Pumping does help to keep a good milk supply as you can determine the time of day as well as the number of times that you will be pumping. Pumped milk is also easier to track accurately regarding how much you pump each time, as well as how much your baby consumes at each feeding. This provides a good way for you to communicate with your child care provider about how much milk your baby consumes throughout the day.

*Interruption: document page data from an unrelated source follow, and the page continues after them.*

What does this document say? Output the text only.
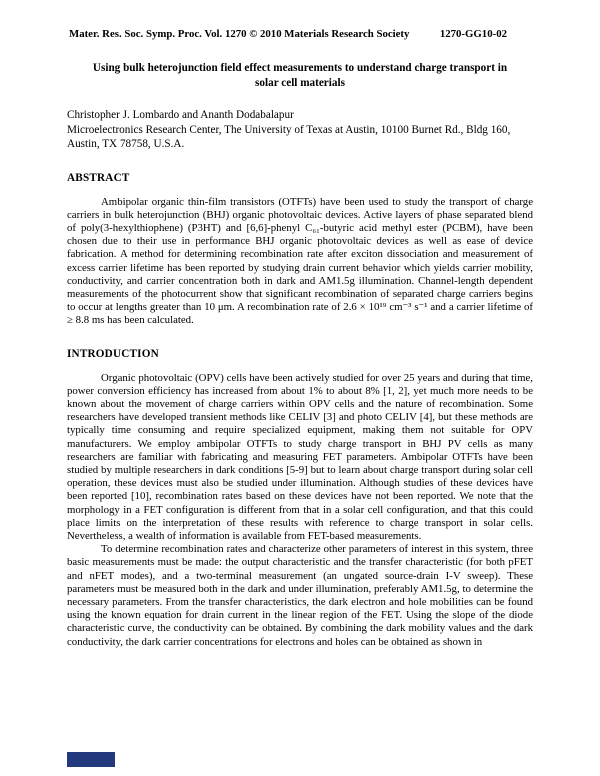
Mater. Res. Soc. Symp. Proc. Vol. 1270 © 2010 Materials Research Society	1270-GG10-02
Using bulk heterojunction field effect measurements to understand charge transport in solar cell materials
Christopher J. Lombardo and Ananth Dodabalapur
Microelectronics Research Center, The University of Texas at Austin, 10100 Burnet Rd., Bldg 160, Austin, TX 78758, U.S.A.
ABSTRACT

Ambipolar organic thin-film transistors (OTFTs) have been used to study the transport of charge carriers in bulk heterojunction (BHJ) organic photovoltaic devices. Active layers of phase separated blend of poly(3-hexylthiophene) (P3HT) and [6,6]-phenyl C₆₁-butyric acid methyl ester (PCBM), have been chosen due to their use in performance BHJ organic photovoltaic devices as well as ease of device fabrication. A method for determining recombination rate after exciton dissociation and measurement of excess carrier lifetime has been reported by studying drain current behavior which yields carrier mobility, conductivity, and carrier concentration both in dark and AM1.5g illumination. Channel-length dependent measurements of the photocurrent show that significant recombination of separated charge carriers begins to occur at lengths greater than 10 μm. A recombination rate of 2.6 × 10¹⁹ cm⁻³ s⁻¹ and a carrier lifetime of ≥ 8.8 ms has been calculated.

INTRODUCTION

Organic photovoltaic (OPV) cells have been actively studied for over 25 years and during that time, power conversion efficiency has increased from about 1% to about 8% [1, 2], yet much more needs to be known about the movement of charge carriers within OPV cells and the nature of recombination. Some researchers have developed transient methods like CELIV [3] and photo CELIV [4], but these methods are typically time consuming and require specialized equipment, making them not suitable for OPV manufacturers. We employ ambipolar OTFTs to study charge transport in BHJ PV cells as many researchers are familiar with fabricating and measuring FET parameters. Ambipolar OTFTs have been studied by multiple researchers in dark conditions [5-9] but to learn about charge transport during solar cell operation, these devices must also be studied under illumination. Although studies of these devices have been reported [10], recombination rates based on these devices have not been reported. We note that the morphology in a FET configuration is different from that in a solar cell configuration, and that this could place limits on the interpretation of these results with reference to charge transport in solar cells. Nevertheless, a wealth of information is available from FET-based measurements.

To determine recombination rates and characterize other parameters of interest in this system, three basic measurements must be made: the output characteristic and the transfer characteristic (for both pFET and nFET modes), and a two-terminal measurement (an ungated source-drain I-V sweep). These parameters must be measured both in the dark and under illumination, preferably AM1.5g, to determine the necessary parameters. From the transfer characteristics, the dark electron and hole mobilities can be found using the known equation for drain current in the linear region of the FET. Using the slope of the diode characteristic curve, the conductivity can be obtained. By combining the dark mobility values and the dark conductivity, the dark carrier concentrations for electrons and holes can be obtained as shown in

The downside to pumping is that you do carry pump parts that will need to be cleaned with soapy water between each pumping session and sterilized once each day, as well as how much time it can take versus feeding directly from the breast.

What is Breastfeeding?

Breastfeeding is a way for new mothers to give their babies the benefits of breastmilk, either directly from the breast or indirectly by pumping or manually expressing the milk. Breastfeeding, in any form, is a great way to make sure that your baby is getting all of the vital nutrients that breastmilk provides. It has been commonly found to be especially helpful to a new baby that needs to spend some time in the Neonatal Intensive Care Unit.

You may see fluctuations in the amount of milk that you have as your baby begins to grow and change. One of the most important factors is that you want to make sure that you are keeping up with milk production for your baby’s needs. You can do this by ensuring that you completely empty each breast during a feeding, as your milk flow is determined by a supply-and-demand chain. One way to do this is by making sure you allow enough time during either a pumping or nursing session and try not to rush through.

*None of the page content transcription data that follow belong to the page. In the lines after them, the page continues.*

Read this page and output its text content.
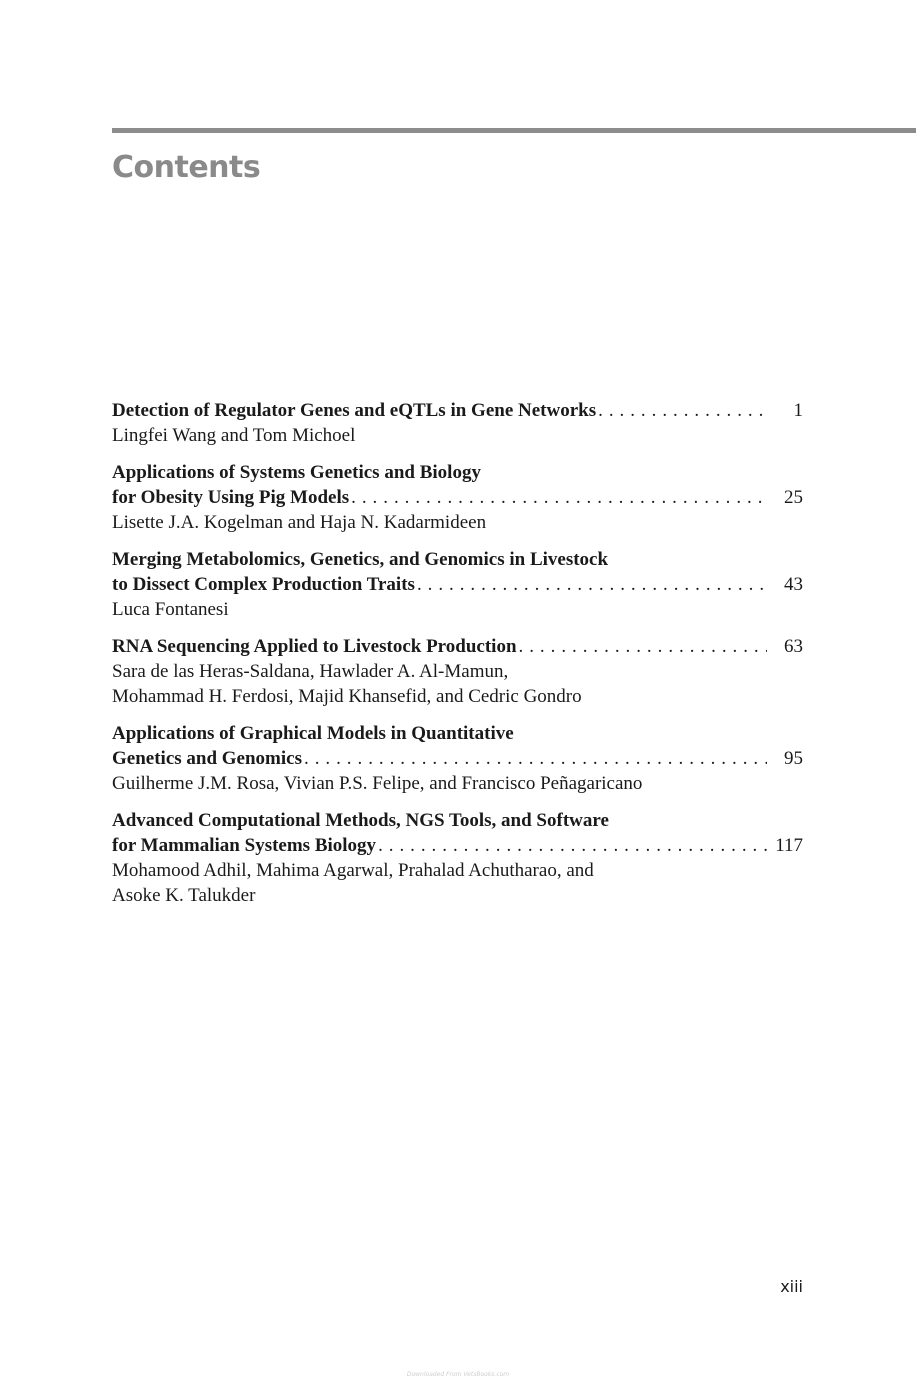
Contents
Detection of Regulator Genes and eQTLs in Gene Networks . . .	1
Lingfei Wang and Tom Michoel
Applications of Systems Genetics and Biology
for Obesity Using Pig Models . . .	25
Lisette J.A. Kogelman and Haja N. Kadarmideen
Merging Metabolomics, Genetics, and Genomics in Livestock
to Dissect Complex Production Traits . . .	43
Luca Fontanesi
RNA Sequencing Applied to Livestock Production . . .	63
Sara de las Heras-Saldana, Hawlader A. Al-Mamun,
Mohammad H. Ferdosi, Majid Khansefid, and Cedric Gondro
Applications of Graphical Models in Quantitative
Genetics and Genomics . . .	95
Guilherme J.M. Rosa, Vivian P.S. Felipe, and Francisco Peñagaricano
Advanced Computational Methods, NGS Tools, and Software
for Mammalian Systems Biology . . .	117
Mohamood Adhil, Mahima Agarwal, Prahalad Achutharao, and
Asoke K. Talukder
xiii
Downloaded From VetsBooks.com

Another factor in breastfeeding is to work on getting your feeding times set up with your baby’s caretaker so that they are not overfeeding the baby while you’re gone and then you struggle to get your baby to nurse when you get home. This can end up causing a low milk supply if not straightened out. It is best, especially in the very early weeks of breastfeeding, to have your baby breastfeed every 2-3 hours.

While it might be a bit more difficult once you return to work, you want to try not to get caught looking at the clock when determining the best time to breastfeed, as your milk supply will be the most sufficient when taking its cues directly from your baby’s needs. 

Deciding What’s Best For You and Your Baby

The American Academy of Pediatrics strongly believes that breastfeeding is the best way to meet your baby’s nutritional needs. When you are expecting is the best time to not only learn more about breastfeeding but also to begin building your support system to help you and your baby throughout the journey. You can always reach out to your baby’s pediatrician for more information, or you can also look into a private choice, such as lactation experts. (An International Board Certified Lactation Consultant would be a great resource!). You can also typically find local support groups of moms who have either breastfed in the past or who are currently breastfeeding and can have invaluable information coming from a direct source.

The most common reason that many women struggle with breastfeeding is not having enough support when they really need it. It's also important to remember that if you end up bottle feeding your baby with formula or if you need to supplement due to struggling with making enough milk, as long as you are doing what’s best for you and your baby, then you are doing a great job, momma!